Terlihat beragam cara mereka lakukan untuk bisa mendapatkan apem, ada ynag menggelar sarungnya lalu dibentangkan bersama temannya, ada yang menggunakan payung yang dimekarkan lalau dibalik, ada yang menggunakan topinya, ada yang menggunakan baju kemudian dibentangkan sehingga melebar, dan yang tak kalah seru ada seorang bapak yang menggunakan jarring atau seser atau bisa juga disebut serok yang biasanya digunakan untuk menyerok ikan di kolam dengan gagang yang panjang sehingga dia bisa menjangkau apem yang masih tinggi.
Begitu antusiasme pengunjung untuk mendapatkan apem, ketika saya tanyakan alasannya kepada salah seorang pengunjung jawabnya adalah “Ya kalau orang tua seperti saya masih menganggapnya sebagai mendapatkan berkah jika dia bisa mendapatan apem tersebut. Namun entah bagi kaum muda disana. Apakah benar-benar ingin mendapatkan berkah atau hanya untuk ikut berseng-senang.”
Namun menjelang berakhirnya pembagian apem ada beberapa orang yang usil melemparan sandal ke seberang dan terjadilah lempare-lemaran sandal. Meski hanya 2 buah sandal, namun itu cukup mengalihkan perhatian.

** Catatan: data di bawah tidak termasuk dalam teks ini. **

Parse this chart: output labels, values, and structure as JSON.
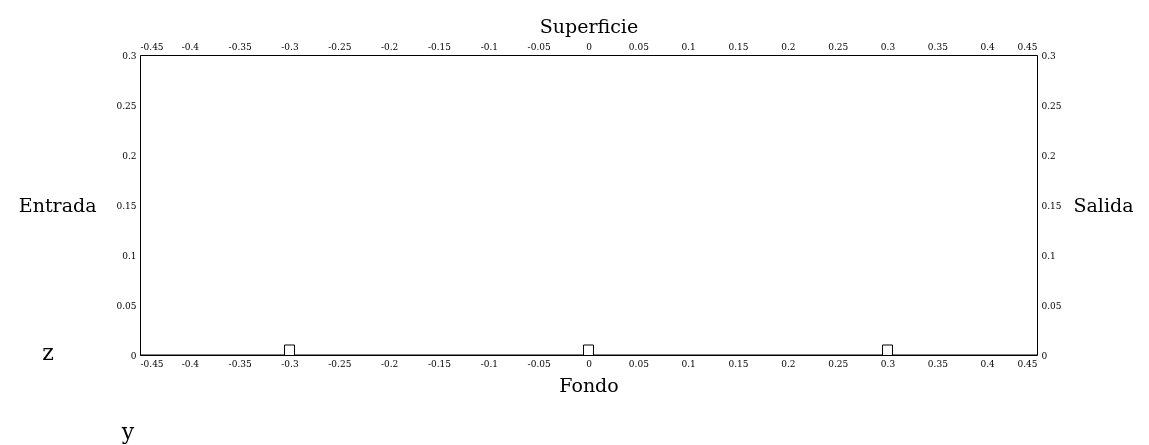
{
  "chart_data": {
    "type": "line",
    "xlabel": "Fondo",
    "x2label": "Superficie",
    "ylabel": "Entrada",
    "y2label": "Salida",
    "series": [
      {
        "color": "#000000",
        "x": [
          -0.45,
          -0.305,
          -0.305,
          -0.295,
          -0.295,
          -0.005,
          -0.005,
          0.005,
          0.005,
          0.295,
          0.295,
          0.305,
          0.305,
          0.45
        ],
        "values": [
          0,
          0,
          0.01,
          0.01,
          0,
          0,
          0.01,
          0.01,
          0,
          0,
          0.01,
          0.01,
          0,
          0
        ]
      }
    ],
    "xlim": [
      -0.45,
      0.45
    ],
    "xticks": [
      -0.45,
      -0.4,
      -0.35,
      -0.3,
      -0.25,
      -0.2,
      -0.15,
      -0.1,
      -0.05,
      0,
      0.05,
      0.1,
      0.15,
      0.2,
      0.25,
      0.3,
      0.35,
      0.4,
      0.45
    ],
    "x2lim": [
      -0.45,
      0.45
    ],
    "x2ticks": [
      -0.45,
      -0.4,
      -0.35,
      -0.3,
      -0.25,
      -0.2,
      -0.15,
      -0.1,
      -0.05,
      0,
      0.05,
      0.1,
      0.15,
      0.2,
      0.25,
      0.3,
      0.35,
      0.4,
      0.45
    ],
    "ylim": [
      0,
      0.3
    ],
    "yticks": [
      0,
      0.05,
      0.1,
      0.15,
      0.2,
      0.25,
      0.3
    ],
    "y2lim": [
      0,
      0.3
    ],
    "y2ticks": [
      0,
      0.05,
      0.1,
      0.15,
      0.2,
      0.25,
      0.3
    ],
    "grid": false,
    "marker": "none",
    "line_style": "solid",
    "annotations": [
      "z",
      "y"
    ]
  }
}
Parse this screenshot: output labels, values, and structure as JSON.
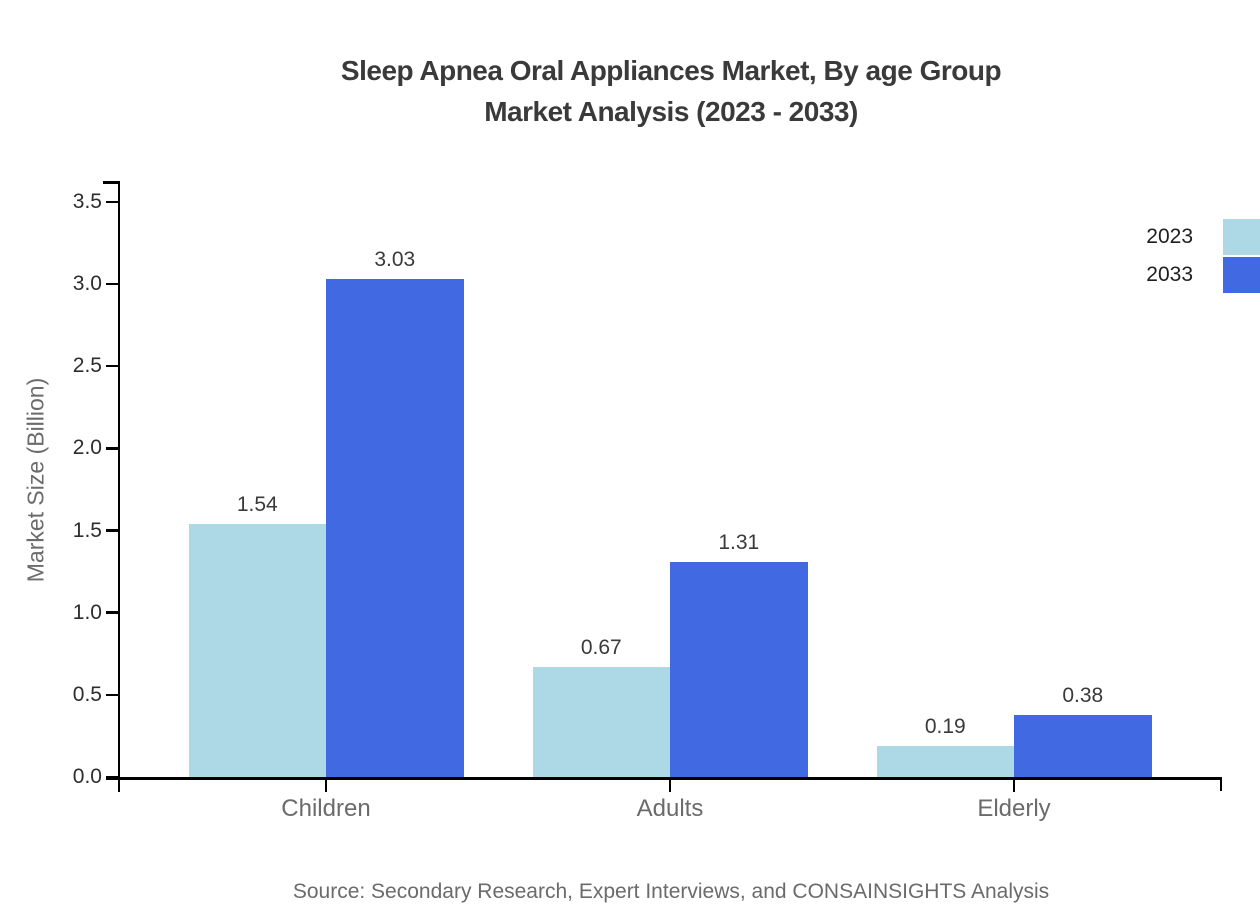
{
  "title": {
    "line1": "Sleep Apnea Oral Appliances Market, By age Group",
    "line2": "Market Analysis (2023 - 2033)"
  },
  "chart_data": {
    "type": "bar",
    "categories": [
      "Children",
      "Adults",
      "Elderly"
    ],
    "series": [
      {
        "name": "2023",
        "color": "#ADD8E6",
        "values": [
          1.54,
          0.67,
          0.19
        ]
      },
      {
        "name": "2033",
        "color": "#4169E1",
        "values": [
          3.03,
          1.31,
          0.38
        ]
      }
    ],
    "value_labels": [
      [
        "1.54",
        "0.67",
        "0.19"
      ],
      [
        "3.03",
        "1.31",
        "0.38"
      ]
    ],
    "title": "Sleep Apnea Oral Appliances Market, By age Group Market Analysis (2023 - 2033)",
    "xlabel": "",
    "ylabel": "Market Size (Billion)",
    "ylim": [
      0,
      3.5
    ],
    "ytick_labels": [
      "0.0",
      "0.5",
      "1.0",
      "1.5",
      "2.0",
      "2.5",
      "3.0",
      "3.5"
    ],
    "grid": false,
    "legend_position": "top-right"
  },
  "colors": {
    "axis": "#000000",
    "tick_label": "#2d2d2d",
    "category_label": "#6b6b6b",
    "value_label": "#3a3a3a",
    "title": "#3a3a3a",
    "source": "#6b6b6b"
  },
  "source": {
    "text": "Source: Secondary Research, Expert Interviews, and CONSAINSIGHTS Analysis"
  }
}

Salah dua diantaranya saya temui di lereng yang kebetulan beliau berada di samping saya. Ketika saya tanya kenapa tidak ikut turun, bapak disebelah kiri saya menjawab “ Wahh.. mbak saya ini sudah tua pasti ya akan kalah dengan mereka yang muda-muda. Kalupun besan saya pengen makan apem ya mending saya belikan saja mbak. Kalau dapat dari rebutan kan nggak mesti masih enak dimakan apalagi sudah dibuat rebutan kan? Kalau keluarga sendiri sih mereka sedah kenyang makan dirumah.”.

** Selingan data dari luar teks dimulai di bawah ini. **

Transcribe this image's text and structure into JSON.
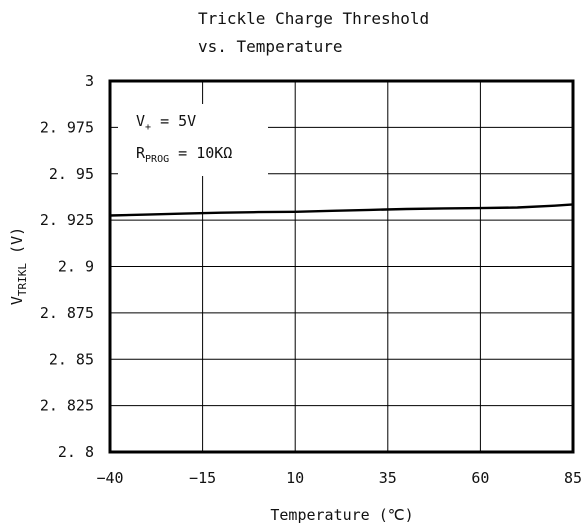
{
  "chart_data": {
    "type": "line",
    "title_line1": "Trickle Charge Threshold",
    "title_line2": "vs. Temperature",
    "xlabel": "Temperature (℃)",
    "ylabel_main": "V",
    "ylabel_sub": "TRIKL",
    "ylabel_unit": " (V)",
    "xlim": [
      -40,
      85
    ],
    "ylim": [
      2.8,
      3.0
    ],
    "x_ticks": [
      -40,
      -15,
      10,
      35,
      60,
      85
    ],
    "x_tick_labels": [
      "−40",
      "−15",
      "10",
      "35",
      "60",
      "85"
    ],
    "y_ticks": [
      2.8,
      2.825,
      2.85,
      2.875,
      2.9,
      2.925,
      2.95,
      2.975,
      3.0
    ],
    "y_tick_labels": [
      "2. 8",
      "2. 825",
      "2. 85",
      "2. 875",
      "2. 9",
      "2. 925",
      "2. 95",
      "2. 975",
      "3"
    ],
    "grid": true,
    "annotations": {
      "vplus_main": "V",
      "vplus_sub": "+",
      "vplus_value": " = 5V",
      "rprog_main": "R",
      "rprog_sub": "PROG",
      "rprog_value": " = 10KΩ"
    },
    "series": [
      {
        "x": [
          -40,
          -30,
          -20,
          -10,
          0,
          10,
          20,
          30,
          40,
          50,
          60,
          70,
          80,
          85
        ],
        "y": [
          2.9275,
          2.928,
          2.9285,
          2.929,
          2.9293,
          2.9295,
          2.93,
          2.9305,
          2.931,
          2.9313,
          2.9315,
          2.9318,
          2.9328,
          2.9335
        ]
      }
    ]
  }
}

Bapak yang berada di sebelah kanan saya menimpali “Kalau seperti ini biasanya anak-anak di perantauan akan pulang.” Ketika saya tanya “Lho memangnya anak bapak tidak pulang?”. Bapak itu menjawab “Tidak.” Zaman sekarang sudah sibuk kerja tiap hari mbak.” Dan bapak yang berada di sebelah kiri saya juga ikut menjawab “Sekarang itu upacara seperti ini sudah kalah pentingnya dibandingkan dengan pekerjaan. Ya kan? Coba saja jika mau minta libur saja sudah sulit, apalagi cucu saya itu juga sudah sekolah disana. Tapi kalau bagi saya ya tidak apa-apa asal mereka semua sehat dan tidak melupakan landasan hidupnya. Zaman sekarang pergaulan sudah menakutkan mbak, iya to? Lihat saja kan banyak yang pergi kuliah tapi ternyata di kos Cuma main dan kuliah mbolos. Saya takut mbak. Tapi anak saya sejak kecil sudah saya landasi dengan ngaji dan sholat jadi ya saya yakin-yakin saja. Toh sampai sekarang juga mereka mbener.” Kira kira seperti itu yang bapak itu katakan.
Kurang lebih seperti itu yang saya dapatkan ketika saya mendatangi upacara Ya Qawiyyu di Jatinom, Klaten, Jawa Tengah.